One way to vary spin is to vary the type of contact you make with the ball. Take the common topspin drive. With inverted sandwich you usually hit the ball with a closed racket (i.e. the face of the racket points down) while stroking upwards. You can put more spin on the ball by closing the racket more and swinging upwards more, while putting less pressure on the ball. The logical extreme of this would be the "slow loop" - the stroke would be almost upwards, the contact would be a light brush. This results in a slow, arcing ball that has so much topspin in jumps forward when it hits the table, and is almost impossible for a lower-ranked player to return. (By the same token, it's also very difficult to execute.) The opposite, to produce less spin, would be to hit the ball with a more open racket face, while stroking forwards, using a heavy contact. You can apply this principle to other strokes as well - you can produce heavy backspin with a very open racket face, a horizontal stroke and a brush contact under the ball, or you can produce lighter backspin by using a less open racket face and a heavier contact.

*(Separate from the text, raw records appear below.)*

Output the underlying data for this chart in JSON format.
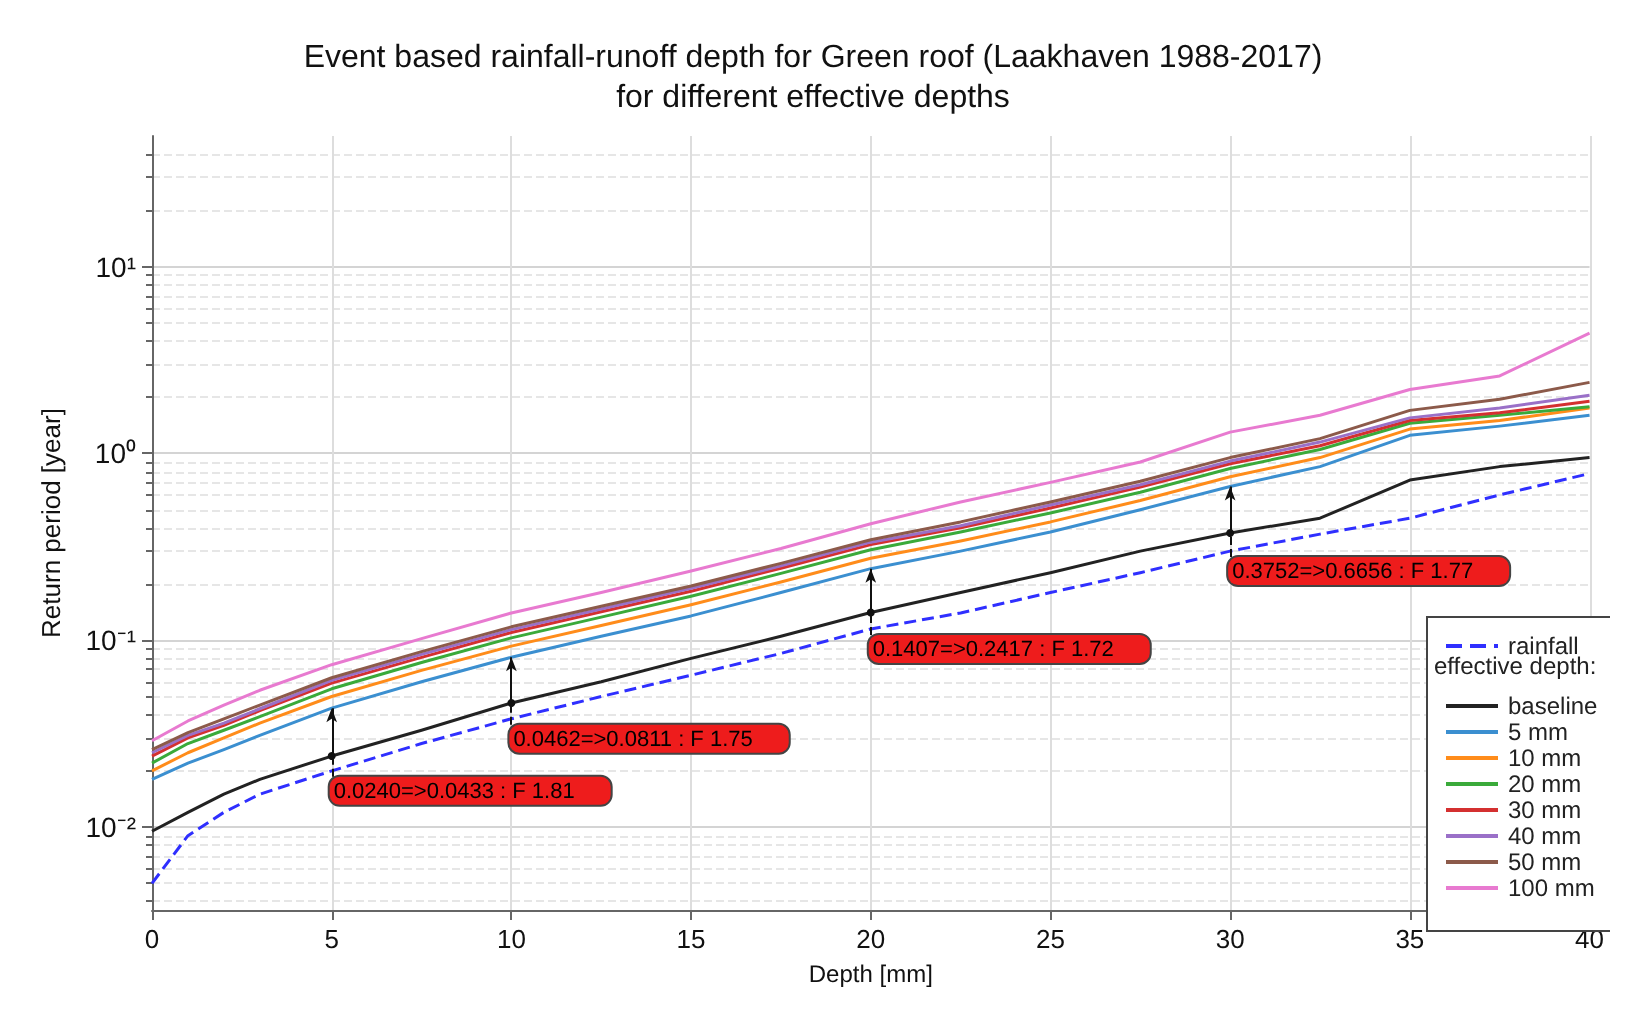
{
  "chart_data": {
    "type": "line",
    "title": "Event based rainfall-runoff depth for Green roof (Laakhaven 1988-2017)",
    "subtitle": "for different effective depths",
    "xlabel": "Depth [mm]",
    "ylabel": "Return period [year]",
    "legend_title": "effective depth:",
    "legend": "bottom right",
    "grid": true,
    "log": "y",
    "marker": "none",
    "x": [
      0,
      1,
      2,
      3,
      5,
      7.5,
      10,
      12.5,
      15,
      17.5,
      20,
      22.5,
      25,
      27.5,
      30,
      32.5,
      35,
      37.5,
      40
    ],
    "xlim": [
      0,
      40
    ],
    "xticks": [
      0,
      5,
      10,
      15,
      20,
      25,
      30,
      35,
      40
    ],
    "ylim": [
      0.0036,
      50
    ],
    "yticks": [
      {
        "value": 0.01,
        "label": "10⁻²"
      },
      {
        "value": 0.1,
        "label": "10⁻¹"
      },
      {
        "value": 1,
        "label": "10⁰"
      },
      {
        "value": 10,
        "label": "10¹"
      }
    ],
    "series": [
      {
        "name": "rainfall",
        "color": "#2f2fff",
        "line_style": "dashed",
        "values": [
          0.005,
          0.009,
          0.012,
          0.015,
          0.02,
          0.028,
          0.038,
          0.05,
          0.065,
          0.085,
          0.115,
          0.14,
          0.18,
          0.23,
          0.3,
          0.37,
          0.45,
          0.6,
          0.78
        ]
      },
      {
        "name": "baseline",
        "color": "#222222",
        "values": [
          0.0095,
          0.012,
          0.015,
          0.018,
          0.024,
          0.033,
          0.0462,
          0.06,
          0.08,
          0.105,
          0.1407,
          0.18,
          0.23,
          0.3,
          0.3752,
          0.45,
          0.72,
          0.85,
          0.95
        ]
      },
      {
        "name": "5 mm",
        "color": "#3b8fd0",
        "values": [
          0.018,
          0.022,
          0.026,
          0.031,
          0.0433,
          0.06,
          0.0811,
          0.105,
          0.135,
          0.18,
          0.2417,
          0.3,
          0.38,
          0.5,
          0.6656,
          0.85,
          1.25,
          1.4,
          1.6
        ]
      },
      {
        "name": "10 mm",
        "color": "#ff8c1a",
        "values": [
          0.02,
          0.025,
          0.03,
          0.036,
          0.05,
          0.069,
          0.093,
          0.12,
          0.155,
          0.205,
          0.275,
          0.34,
          0.43,
          0.56,
          0.75,
          0.95,
          1.35,
          1.5,
          1.75
        ]
      },
      {
        "name": "20 mm",
        "color": "#3aaa3a",
        "values": [
          0.022,
          0.028,
          0.033,
          0.039,
          0.055,
          0.076,
          0.103,
          0.133,
          0.172,
          0.228,
          0.305,
          0.38,
          0.48,
          0.62,
          0.83,
          1.05,
          1.45,
          1.6,
          1.78
        ]
      },
      {
        "name": "30 mm",
        "color": "#d43030",
        "values": [
          0.024,
          0.03,
          0.035,
          0.042,
          0.059,
          0.081,
          0.11,
          0.142,
          0.183,
          0.243,
          0.325,
          0.4,
          0.51,
          0.66,
          0.88,
          1.1,
          1.5,
          1.65,
          1.9
        ]
      },
      {
        "name": "40 mm",
        "color": "#9a70c8",
        "values": [
          0.025,
          0.031,
          0.036,
          0.043,
          0.061,
          0.084,
          0.114,
          0.147,
          0.19,
          0.25,
          0.335,
          0.41,
          0.53,
          0.68,
          0.91,
          1.15,
          1.55,
          1.75,
          2.05
        ]
      },
      {
        "name": "50 mm",
        "color": "#8c5a4a",
        "values": [
          0.026,
          0.032,
          0.038,
          0.045,
          0.063,
          0.087,
          0.118,
          0.152,
          0.195,
          0.258,
          0.345,
          0.43,
          0.55,
          0.71,
          0.95,
          1.2,
          1.7,
          1.95,
          2.4
        ]
      },
      {
        "name": "100 mm",
        "color": "#e87ad0",
        "values": [
          0.029,
          0.037,
          0.045,
          0.054,
          0.074,
          0.102,
          0.14,
          0.18,
          0.235,
          0.31,
          0.42,
          0.55,
          0.7,
          0.9,
          1.3,
          1.6,
          2.2,
          2.6,
          4.4
        ]
      }
    ],
    "annotations": [
      {
        "text": "0.0240=>0.0433 : F 1.81",
        "x": 5,
        "y": 0.024
      },
      {
        "text": "0.0462=>0.0811 : F 1.75",
        "x": 10,
        "y": 0.0462
      },
      {
        "text": "0.1407=>0.2417 : F 1.72",
        "x": 20,
        "y": 0.1407
      },
      {
        "text": "0.3752=>0.6656 : F 1.77",
        "x": 30,
        "y": 0.3752
      }
    ]
  }
}
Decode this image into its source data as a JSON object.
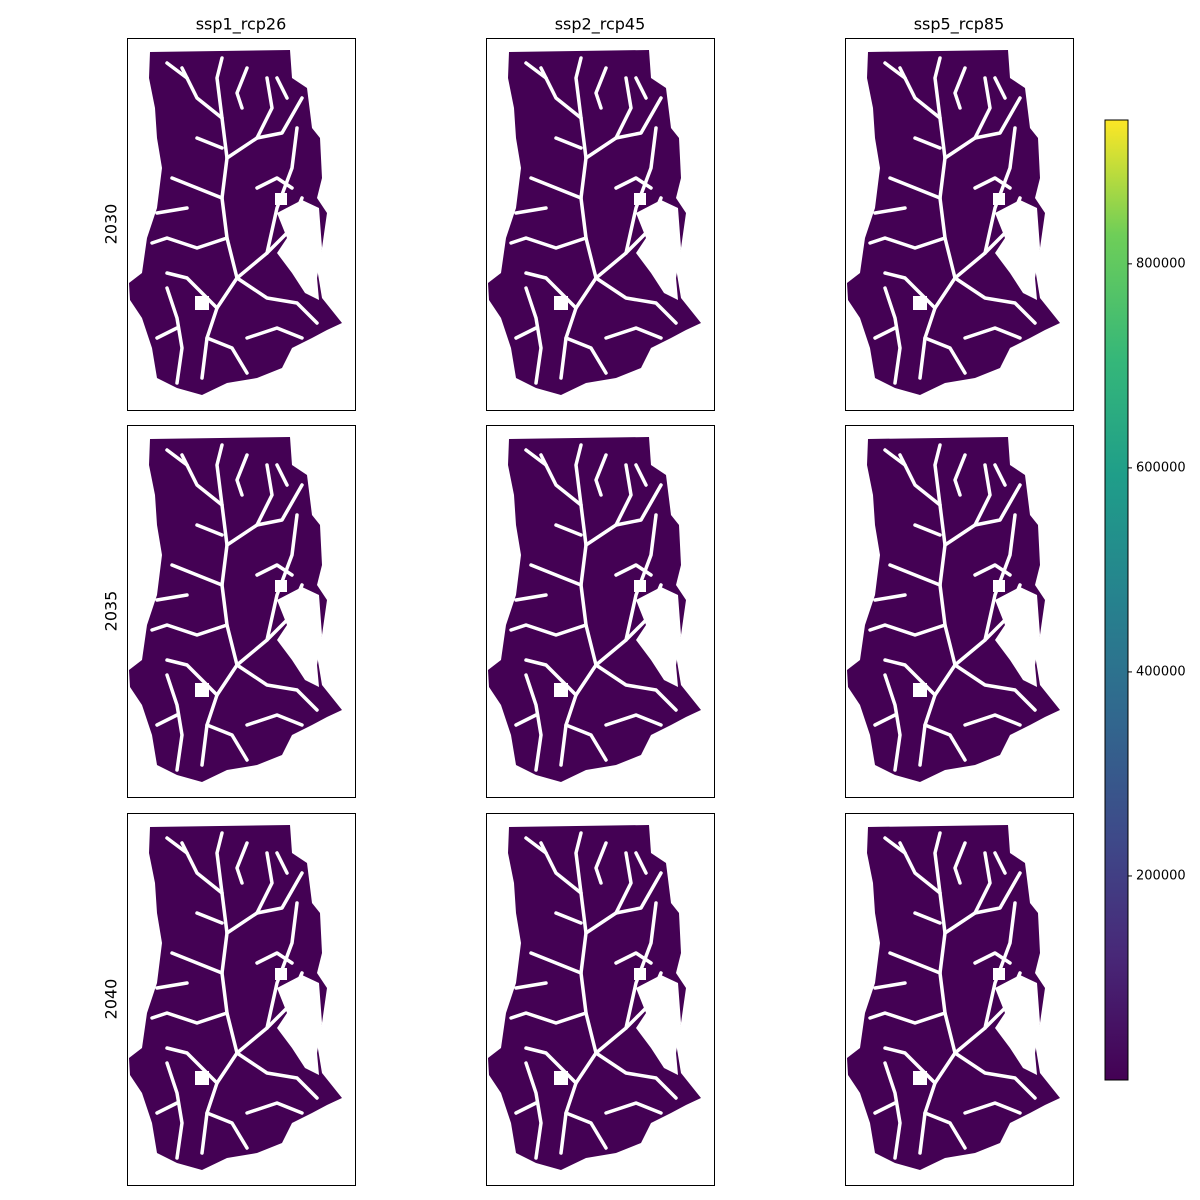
{
  "chart_data": {
    "type": "raster_grid",
    "columns": [
      "ssp1_rcp26",
      "ssp2_rcp45",
      "ssp5_rcp85"
    ],
    "rows": [
      "2030",
      "2035",
      "2040"
    ],
    "map_color": "#440154",
    "colorbar": {
      "lim": [
        0,
        941000
      ],
      "ticks": [
        200000,
        400000,
        600000,
        800000
      ]
    }
  }
}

Another way to vary (and disguise) spin is to mix top OR backspin with heavy sidespin. This is most often used when serving, (and confuses the heck out of players rated below 1000 or so). The easiest way to do this is to swing the bat like a pendulum, and contact the ball with a pretty open face - if you're a right hander, you're swiping the bat from right to left. Whether the ball will end up with backspin or topspin depends on which point of the arc contact occurs - if it occurs early in the stroke, the bat is headed down, and you have side-backspin, while if you contact the ball late in the stroke you get side-topspin.